Enlisting HPV integration events to illuminate drivers and target treatment in invasive cervical cancer: Integration of HPV into the host genome drives cervical cancer via multiple mechanisms. One of our major research goals is to identify and characterize clinically relevant genes/pathways from HPV integration signatures in cervical cancer that will improve individual treatment and outcome. We have recently began harnessing the data from The Cancer Genome Atlas (TCGA) project and HIV+ Tumor Molecular Characterization Project (HTMCP) along with patient-matched long-read sequencing of HPV integration sites to define novel genes/pathways affecting cervical cancer outcome. In fact, our work on HPV integration spurred our interest in the long noncoding RNA, PVT1, as this gene was frequently targeted for HPV integration. Utilizing a variety of experimental methods, we demonstrated that PVT1 expression correlates with survival in cervical cancer patients, influences multiple cancer-related processes, and may contribute to chemoresistance. Our goal is to define new therapeutic vulnerabilities comprising genes in pathways to improve individual patients’ treatments and outcomes.
In addition to HPV integration patterns, our laboratory is also interested in other viral-based markers that may aid in development of reliable assays to assess cervical cancer patient prognosis. For example, we have published work demonstrating differential methylation of specific viral CpG sites in cervical precancer versus cancer. Further, our research has shown that specific HPV genetic variants associate with cervical cancer outcome. Collectively, our research on HPV integration and other viral biomarkers aims to find clinically relevant prognostic and therapeutic targets for cervical cancer.

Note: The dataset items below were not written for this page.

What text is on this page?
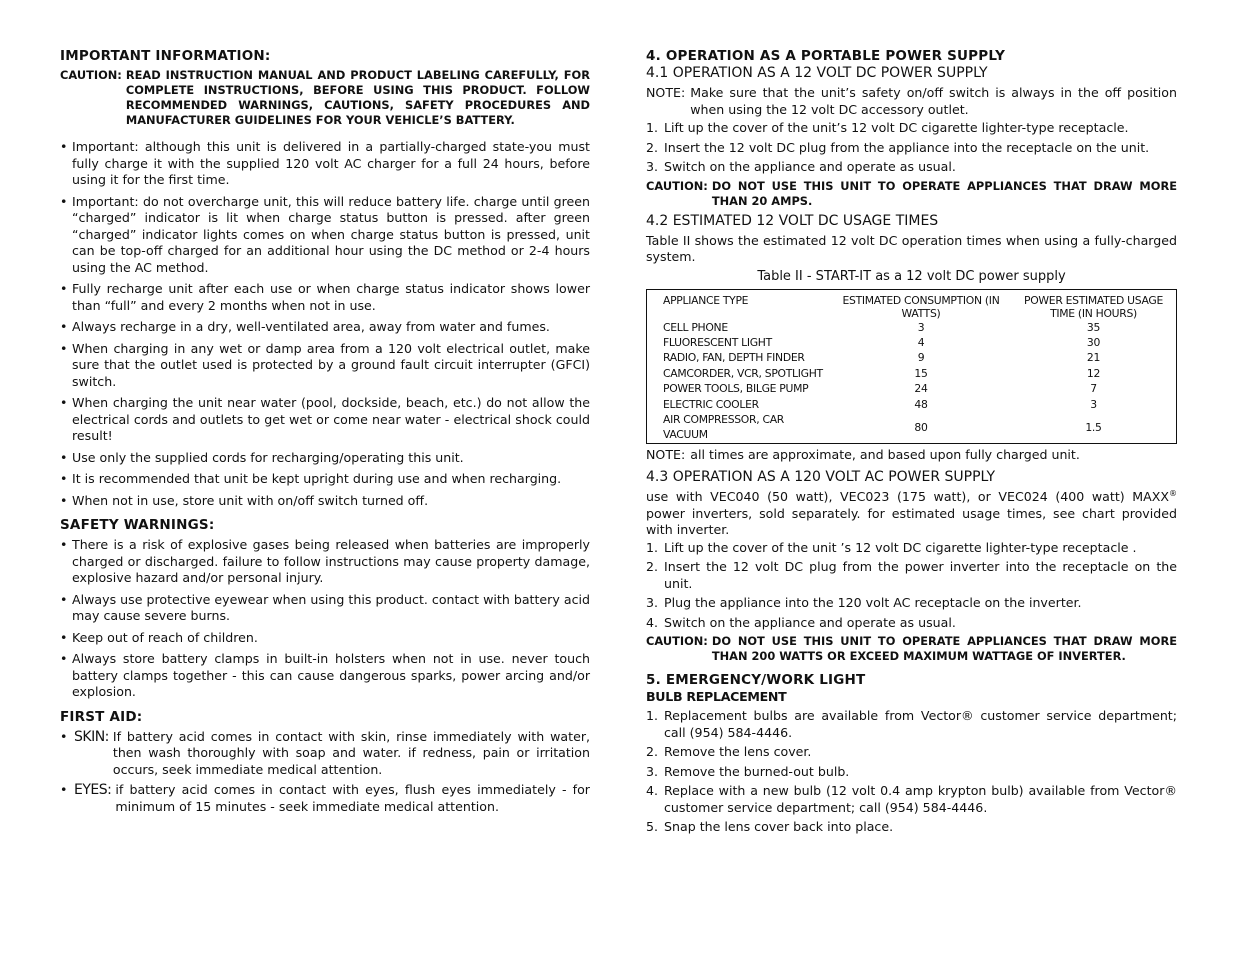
IMPORTANT INFORMATION:

CAUTION: READ INSTRUCTION MANUAL AND PRODUCT LABELING CAREFULLY, FOR COMPLETE INSTRUCTIONS, BEFORE USING THIS PRODUCT. FOLLOW RECOMMENDED WARNINGS, CAUTIONS, SAFETY PROCEDURES AND MANUFACTURER GUIDELINES FOR YOUR VEHICLE’S BATTERY.
• Important: although this unit is delivered in a partially-charged state-you must fully charge it with the supplied 120 volt AC charger for a full 24 hours, before using it for the first time.
• Important: do not overcharge unit, this will reduce battery life. charge until green “charged” indicator is lit when charge status button is pressed. after green “charged” indicator lights comes on when charge status button is pressed, unit can be top-off charged for an additional hour using the DC method or 2-4 hours using the AC method.
• Fully recharge unit after each use or when charge status indicator shows lower than “full” and every 2 months when not in use.
• Always recharge in a dry, well-ventilated area, away from water and fumes.
• When charging in any wet or damp area from a 120 volt electrical outlet, make sure that the outlet used is protected by a ground fault circuit interrupter (GFCI) switch.
• When charging the unit near water (pool, dockside, beach, etc.) do not allow the electrical cords and outlets to get wet or come near water - electrical shock could result!
• Use only the supplied cords for recharging/operating this unit.
• It is recommended that unit be kept upright during use and when recharging.
• When not in use, store unit with on/off switch turned off.

SAFETY WARNINGS:

• There is a risk of explosive gases being released when batteries are improperly charged or discharged. failure to follow instructions may cause property damage, explosive hazard and/or personal injury.
• Always use protective eyewear when using this product. contact with battery acid may cause severe burns.
• Keep out of reach of children.
• Always store battery clamps in built-in holsters when not in use. never touch battery clamps together - this can cause dangerous sparks, power arcing and/or explosion.

FIRST AID:

• SKIN: If battery acid comes in contact with skin, rinse immediately with water, then wash thoroughly with soap and water. if redness, pain or irritation occurs, seek immediate medical attention.
• EYES: if battery acid comes in contact with eyes, flush eyes immediately - for minimum of 15 minutes - seek immediate medical attention.

4. OPERATION AS A PORTABLE POWER SUPPLY

4.1 OPERATION AS A 12 VOLT DC POWER SUPPLY

NOTE: Make sure that the unit’s safety on/off switch is always in the off position when using the 12 volt DC accessory outlet.
1. Lift up the cover of the unit’s 12 volt DC cigarette lighter-type receptacle.
2. Insert the 12 volt DC plug from the appliance into the receptacle on the unit.
3. Switch on the appliance and operate as usual.
CAUTION: DO NOT USE THIS UNIT TO OPERATE APPLIANCES THAT DRAW MORE THAN 20 AMPS.

4.2 ESTIMATED 12 VOLT DC USAGE TIMES

Table II shows the estimated 12 volt DC operation times when using a fully-charged system.

Table II - START-IT as a 12 volt DC power supply

APPLIANCE TYPE	ESTIMATED CONSUMPTION (IN WATTS)	POWER ESTIMATED USAGE TIME (IN HOURS)
CELL PHONE	3	35
FLUORESCENT LIGHT	4	30
RADIO, FAN, DEPTH FINDER	9	21
CAMCORDER, VCR, SPOTLIGHT	15	12
POWER TOOLS, BILGE PUMP	24	7
ELECTRIC COOLER	48	3
AIR COMPRESSOR, CAR VACUUM	80	1.5
NOTE: all times are approximate, and based upon fully charged unit.

4.3 OPERATION AS A 120 VOLT AC POWER SUPPLY

use with VEC040 (50 watt), VEC023 (175 watt), or VEC024 (400 watt) MAXX® power inverters, sold separately. for estimated usage times, see chart provided with inverter.

1. Lift up the cover of the unit ’s 12 volt DC cigarette lighter-type receptacle .
2. Insert the 12 volt DC plug from the power inverter into the receptacle on the unit.
3. Plug the appliance into the 120 volt AC receptacle on the inverter.
4. Switch on the appliance and operate as usual.
CAUTION: DO NOT USE THIS UNIT TO OPERATE APPLIANCES THAT DRAW MORE THAN 200 WATTS OR EXCEED MAXIMUM WATTAGE OF INVERTER.

5. EMERGENCY/WORK LIGHT

BULB REPLACEMENT

1. Replacement bulbs are available from Vector® customer service department; call (954) 584-4446.
2. Remove the lens cover.
3. Remove the burned-out bulb.
4. Replace with a new bulb (12 volt 0.4 amp krypton bulb) available from Vector® customer service department; call (954) 584-4446.
5. Snap the lens cover back into place.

Student-Centered Pipeline to Advance Research in Cancer Careers (SPARCC): The 8-week summer program trains underrepresented minority students to work as clinical research professionals in complex multidisciplinary teams and prepare them for advanced degrees in cancer research. The program engages students in real-world settings with diverse patient populations and provides additional career and education counseling opportunities. The program includes a Cancer Networking and Research Summit where students present a poster from their research work in the community.